Whole exome sequences have now been collected for millions of humans, with the related goals of identifying pathogenic mutations in patients and establishing reference repositories of data from unaffected individuals. As a result, we are approaching an important limit, in which datasets are large enough that, in the absence of natural selection, every highly mutable site will have experienced at least one mutation in the genealogical history of the sample. Here, we focus on CpG sites that are methylated in the germline and experience mutations to T at an elevated rate of ~10 per site per generation; considering synonymous mutations in a sample of 390,000 individuals, ~ 99 % of such CpG sites harbor a C/T polymorphism. Methylated CpG sites provide a natural mutation saturation experiment for fitness effects: as we show, at nt sample sizes, not seeing a non-synonymous polymorphism is indicative of strong selection against that mutation. We rely on this idea in order to directly identify a subset of CpG transitions that are likely to be highly deleterious, including ~27 % of possible loss-of-function mutations, and up to 20 % of possible missense mutations, depending on the type of functional site in which they occur. Unlike methylated CpGs, most mutation types, with rates on the order of 10 or 10, remain very far from saturation. We discuss what these findings imply for interpreting the potential clinical relevance of mutations from their presence or absence in reference databases and for inferences about the fitness effects of new mutations.

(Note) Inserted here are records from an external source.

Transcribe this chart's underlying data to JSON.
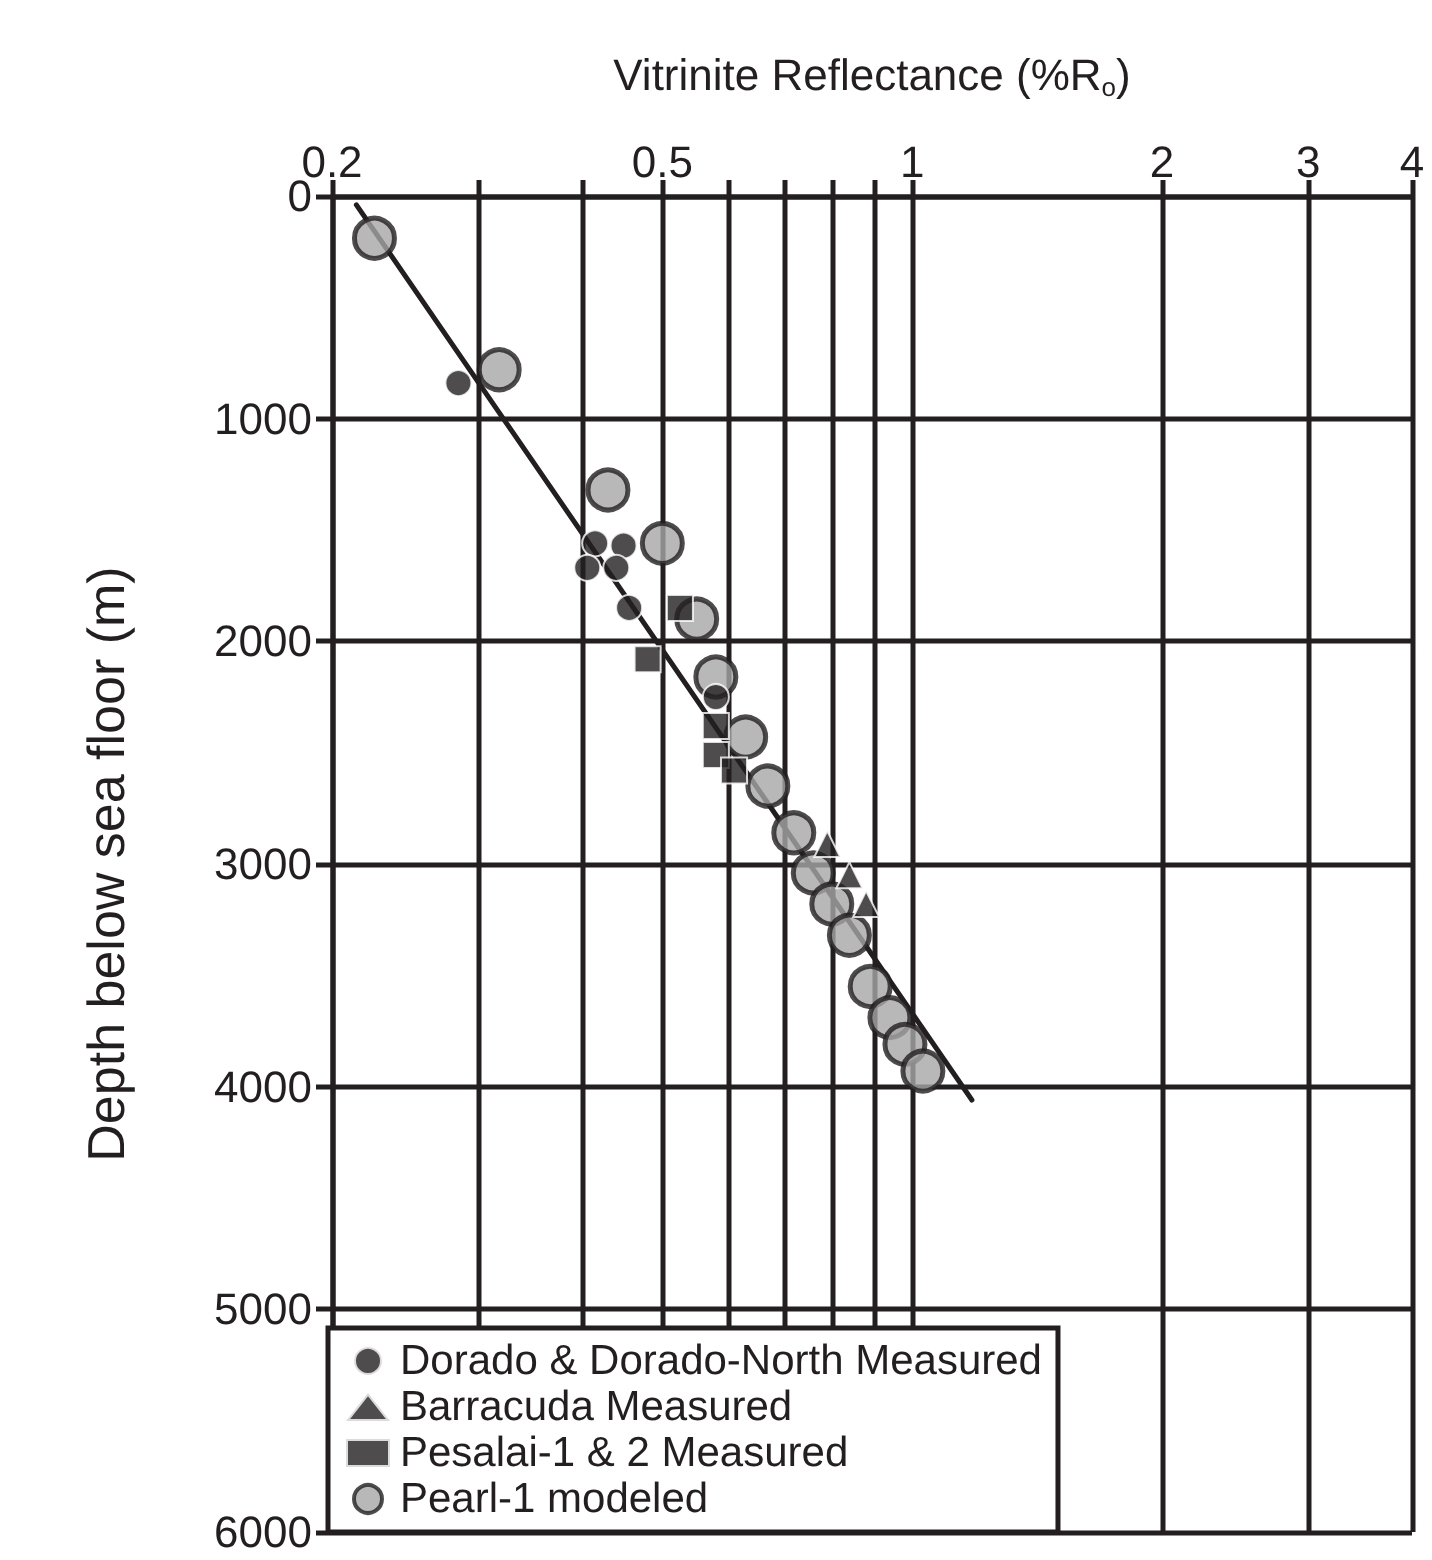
{
  "chart_data": {
    "type": "scatter",
    "xlabel": "Vitrinite Reflectance (%R$_{o}$)",
    "ylabel": "Depth below sea floor (m)",
    "log": "x",
    "xlim": [
      0.2,
      4
    ],
    "xticks": [
      0.2,
      {
        "value": 0.3,
        "label": null
      },
      {
        "value": 0.4,
        "label": null
      },
      0.5,
      {
        "value": 0.6,
        "label": null
      },
      {
        "value": 0.7,
        "label": null
      },
      {
        "value": 0.8,
        "label": null
      },
      {
        "value": 0.9,
        "label": null
      },
      1,
      2,
      3,
      4
    ],
    "ylim": [
      6000,
      0
    ],
    "yticks": [
      0,
      1000,
      2000,
      3000,
      4000,
      5000,
      6000
    ],
    "grid": true,
    "legend": "bottom",
    "series": [
      {
        "name": "Dorado & Dorado-North Measured",
        "color": "#231f20",
        "marker": "circle",
        "x": [
          0.284,
          0.415,
          0.449,
          0.406,
          0.44,
          0.456,
          0.58
        ],
        "values": [
          840,
          1560,
          1570,
          1670,
          1670,
          1850,
          2250
        ]
      },
      {
        "name": "Barracuda Measured",
        "color": "#231f20",
        "marker": "triangle",
        "x": [
          0.79,
          0.84,
          0.88
        ],
        "values": [
          2910,
          3050,
          3180
        ]
      },
      {
        "name": "Pesalai-1 & 2 Measured",
        "color": "#231f20",
        "marker": "square",
        "x": [
          0.525,
          0.48,
          0.58,
          0.58,
          0.61
        ],
        "values": [
          1850,
          2080,
          2380,
          2510,
          2580
        ]
      },
      {
        "name": "Pearl-1 modeled",
        "color": "#a6a6a6",
        "marker": "circle",
        "x": [
          0.225,
          0.318,
          0.43,
          0.5,
          0.55,
          0.58,
          0.63,
          0.67,
          0.72,
          0.76,
          0.8,
          0.84,
          0.89,
          0.94,
          0.98,
          1.03
        ],
        "values": [
          190,
          780,
          1320,
          1560,
          1900,
          2160,
          2430,
          2650,
          2860,
          3040,
          3180,
          3320,
          3550,
          3690,
          3810,
          3930
        ]
      },
      {
        "type": "line",
        "color": "#231f20",
        "marker": "none",
        "x": [
          0.214,
          1.18
        ],
        "values": [
          40,
          4060
        ]
      }
    ]
  }
}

现在已经为数百万人收集了整个外显子组序列,其相关目标是识别患者中的致病性突变,并建立未受影响个体数据的参考数据库。因此,我们即将达到一个重要的限制,即数据集足够大,以至于在没有自然选择的情况下,每个高度易变的位点在样本的系谱历史中至少经历过一次突变。在这里,我们关注的是在生殖系中甲基化且以约 10 个/代的速率突变为 T 的 CpG 位点;在 39 万个人的样本中考虑同义突变,约 99%的此类 CpG 位点携带 C/T 多态性。甲基化的 CpG 位点为适合度效应提供了自然的突变饱和实验:正如我们所表明的,在 nt 样本大小下,没有观察到非同义多态性表明该突变受到强烈的选择压力。我们依赖于这一想法,以便直接识别出一组可能高度有害的 CpG 转换,包括约 27%的可能无功能突变和高达 20%的可能错义突变,具体取决于它们发生的功能位点的类型。与甲基化的 CpG 不同,大多数突变类型的速率为 10 或 10,仍然远未达到饱和。我们讨论了这些发现对从参考数据库中存在或不存在的突变来解释其潜在临床相关性以及对新突变的适合度效应的推断意味着什么。